Zdjęcie: Lars Stormbom Flickr
11-03-2024 09:12
Estońscy socjaldemokraci proponują uzupełnienie półmiliardowej dziury w budżecie poprzez wprowadzenie podatku obronnego, który chcą nałożyć na lepiej sytuowane warstwy społeczeństwa. Z kolei politycy partii Reform argumentują, że nie wymaga to wprowadzenia nowego podatku - można podnieść podatek obrotowy lub podatek dochodowy, który płacą wszyscy obywatele.
Z drugiej strony opozycja krytykuje politykę fiskalną rządu i twierdzi, że doprowadziła ona gospodarkę kraju do agonii. "Sama obrona narodowa nie może być opodatkowana. W rzeczywistości, jeśli mówimy o takim podatku, powinien on być jak najszerszy i obejmować wszystkich obywateli. W takim przypadku możemy mówić tylko o dwóch podatkach: obrotowym i dochodowym", powiedział Erkki Keldo, przewodniczący klubu parlamentarnego Partii Reform. Läänemets zdecydowanie sprzeciwia się takiemu podejściu, ponieważ w tym przypadku najbardziej ucierpiałyby osoby o niskich dochodach.

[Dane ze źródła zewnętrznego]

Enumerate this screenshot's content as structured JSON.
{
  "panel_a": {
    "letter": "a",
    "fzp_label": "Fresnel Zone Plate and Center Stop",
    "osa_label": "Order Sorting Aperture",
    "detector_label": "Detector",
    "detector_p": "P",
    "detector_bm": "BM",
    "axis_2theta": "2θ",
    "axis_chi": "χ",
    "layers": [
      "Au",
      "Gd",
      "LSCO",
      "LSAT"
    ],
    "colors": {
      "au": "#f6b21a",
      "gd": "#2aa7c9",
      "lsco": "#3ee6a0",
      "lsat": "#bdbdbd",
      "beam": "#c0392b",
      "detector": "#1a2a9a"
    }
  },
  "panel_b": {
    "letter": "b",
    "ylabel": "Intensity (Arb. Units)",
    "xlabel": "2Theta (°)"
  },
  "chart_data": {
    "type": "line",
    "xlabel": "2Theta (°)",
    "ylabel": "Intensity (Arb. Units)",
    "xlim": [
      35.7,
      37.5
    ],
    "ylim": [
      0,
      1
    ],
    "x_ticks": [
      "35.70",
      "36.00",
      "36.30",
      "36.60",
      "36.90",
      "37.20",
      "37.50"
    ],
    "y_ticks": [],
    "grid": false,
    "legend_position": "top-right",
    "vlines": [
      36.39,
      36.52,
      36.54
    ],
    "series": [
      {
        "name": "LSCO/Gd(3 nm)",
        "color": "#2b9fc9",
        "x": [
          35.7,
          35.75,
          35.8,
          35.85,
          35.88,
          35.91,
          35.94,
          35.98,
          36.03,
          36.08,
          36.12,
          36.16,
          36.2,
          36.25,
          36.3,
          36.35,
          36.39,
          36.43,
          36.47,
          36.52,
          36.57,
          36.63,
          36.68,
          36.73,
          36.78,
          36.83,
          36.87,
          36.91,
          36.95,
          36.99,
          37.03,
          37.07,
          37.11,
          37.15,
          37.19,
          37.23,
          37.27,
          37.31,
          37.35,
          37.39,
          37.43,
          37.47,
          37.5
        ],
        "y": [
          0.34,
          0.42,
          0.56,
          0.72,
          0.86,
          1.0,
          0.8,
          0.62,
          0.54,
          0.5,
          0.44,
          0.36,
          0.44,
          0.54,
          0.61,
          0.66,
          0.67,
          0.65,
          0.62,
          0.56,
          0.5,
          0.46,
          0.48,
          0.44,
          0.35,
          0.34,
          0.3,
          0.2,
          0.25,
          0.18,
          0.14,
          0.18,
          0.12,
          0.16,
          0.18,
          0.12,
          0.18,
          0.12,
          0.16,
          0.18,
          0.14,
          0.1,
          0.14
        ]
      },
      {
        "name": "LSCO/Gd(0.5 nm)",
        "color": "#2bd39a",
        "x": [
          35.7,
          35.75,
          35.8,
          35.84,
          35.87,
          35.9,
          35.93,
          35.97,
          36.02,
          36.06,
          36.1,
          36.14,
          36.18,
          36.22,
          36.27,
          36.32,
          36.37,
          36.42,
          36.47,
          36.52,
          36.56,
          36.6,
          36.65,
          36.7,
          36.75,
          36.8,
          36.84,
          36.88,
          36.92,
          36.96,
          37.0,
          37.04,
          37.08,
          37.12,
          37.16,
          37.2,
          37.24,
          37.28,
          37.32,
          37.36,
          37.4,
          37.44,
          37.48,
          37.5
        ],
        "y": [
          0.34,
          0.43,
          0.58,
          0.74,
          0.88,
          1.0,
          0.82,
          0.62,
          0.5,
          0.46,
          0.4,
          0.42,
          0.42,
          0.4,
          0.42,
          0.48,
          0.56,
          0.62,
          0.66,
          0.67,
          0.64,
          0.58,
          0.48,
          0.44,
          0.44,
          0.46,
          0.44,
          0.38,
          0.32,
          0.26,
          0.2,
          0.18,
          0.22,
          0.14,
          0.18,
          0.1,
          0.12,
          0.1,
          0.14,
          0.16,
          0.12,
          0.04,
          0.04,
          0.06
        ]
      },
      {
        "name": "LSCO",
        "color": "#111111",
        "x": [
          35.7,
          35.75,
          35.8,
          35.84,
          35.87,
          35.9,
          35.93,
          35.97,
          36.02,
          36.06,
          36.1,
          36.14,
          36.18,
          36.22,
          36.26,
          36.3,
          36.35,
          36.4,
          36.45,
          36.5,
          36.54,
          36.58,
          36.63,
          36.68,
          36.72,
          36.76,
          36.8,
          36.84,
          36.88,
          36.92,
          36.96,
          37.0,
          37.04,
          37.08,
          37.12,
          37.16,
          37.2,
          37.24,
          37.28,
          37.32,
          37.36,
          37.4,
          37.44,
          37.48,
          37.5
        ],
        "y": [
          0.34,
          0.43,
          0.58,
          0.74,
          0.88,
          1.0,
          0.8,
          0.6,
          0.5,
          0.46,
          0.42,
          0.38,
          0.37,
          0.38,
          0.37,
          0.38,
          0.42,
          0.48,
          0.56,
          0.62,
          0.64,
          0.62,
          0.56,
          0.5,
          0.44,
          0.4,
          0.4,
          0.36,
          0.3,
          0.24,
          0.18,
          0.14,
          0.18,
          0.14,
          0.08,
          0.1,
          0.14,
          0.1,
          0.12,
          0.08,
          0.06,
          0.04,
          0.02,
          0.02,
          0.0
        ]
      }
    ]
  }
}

Opozycja twierdzi, że nie popiera samego pomysłu wprowadzenia podatku obronnego, ponieważ jest to tylko pretekst do ściągnięcia pieniędzy od obywateli dla załatania dziury w budżecie. Problem powinien zostać rozwiązany poprzez zmiany strukturalne w polityce podatkowej.
"Partia Ojczyzna (Isamaa - czołowa obecnie partia opozycyjna - red.) stoi na stanowisku, że nasze społeczeństwo nie potrzebuje nowych podatków. Ten podatek na obronę publiczną to eufemizm, w żaden sposób nie pasuje do koalicji rządowej. W grudniu usłyszeliśmy od ministra finansów, że nie będzie takiego podatku, żeby podnieść wydatki na obronność o 1% PKB, a teraz ten pomysł wraca. Szczerze mówiąc, nadal nie rozumiemy polityki fiskalnej rządu, w której podejmowane są nowe zobowiązania. To pokazuje niestabilność, prawdziwą agonię gospodarki" - powiedział Urmas Reinsalu, przewodniczący partii Ojczyzna.
Pomysł wprowadzenia podatku na obronność nie został jednak odrzucony. Politycy koalicji podkreślają, że jeśli uda się go wprowadzić, to nie wcześniej niż w 2026 roku. Warto zauważyć, że podobna dyskusja trwa obecnie na Litwie.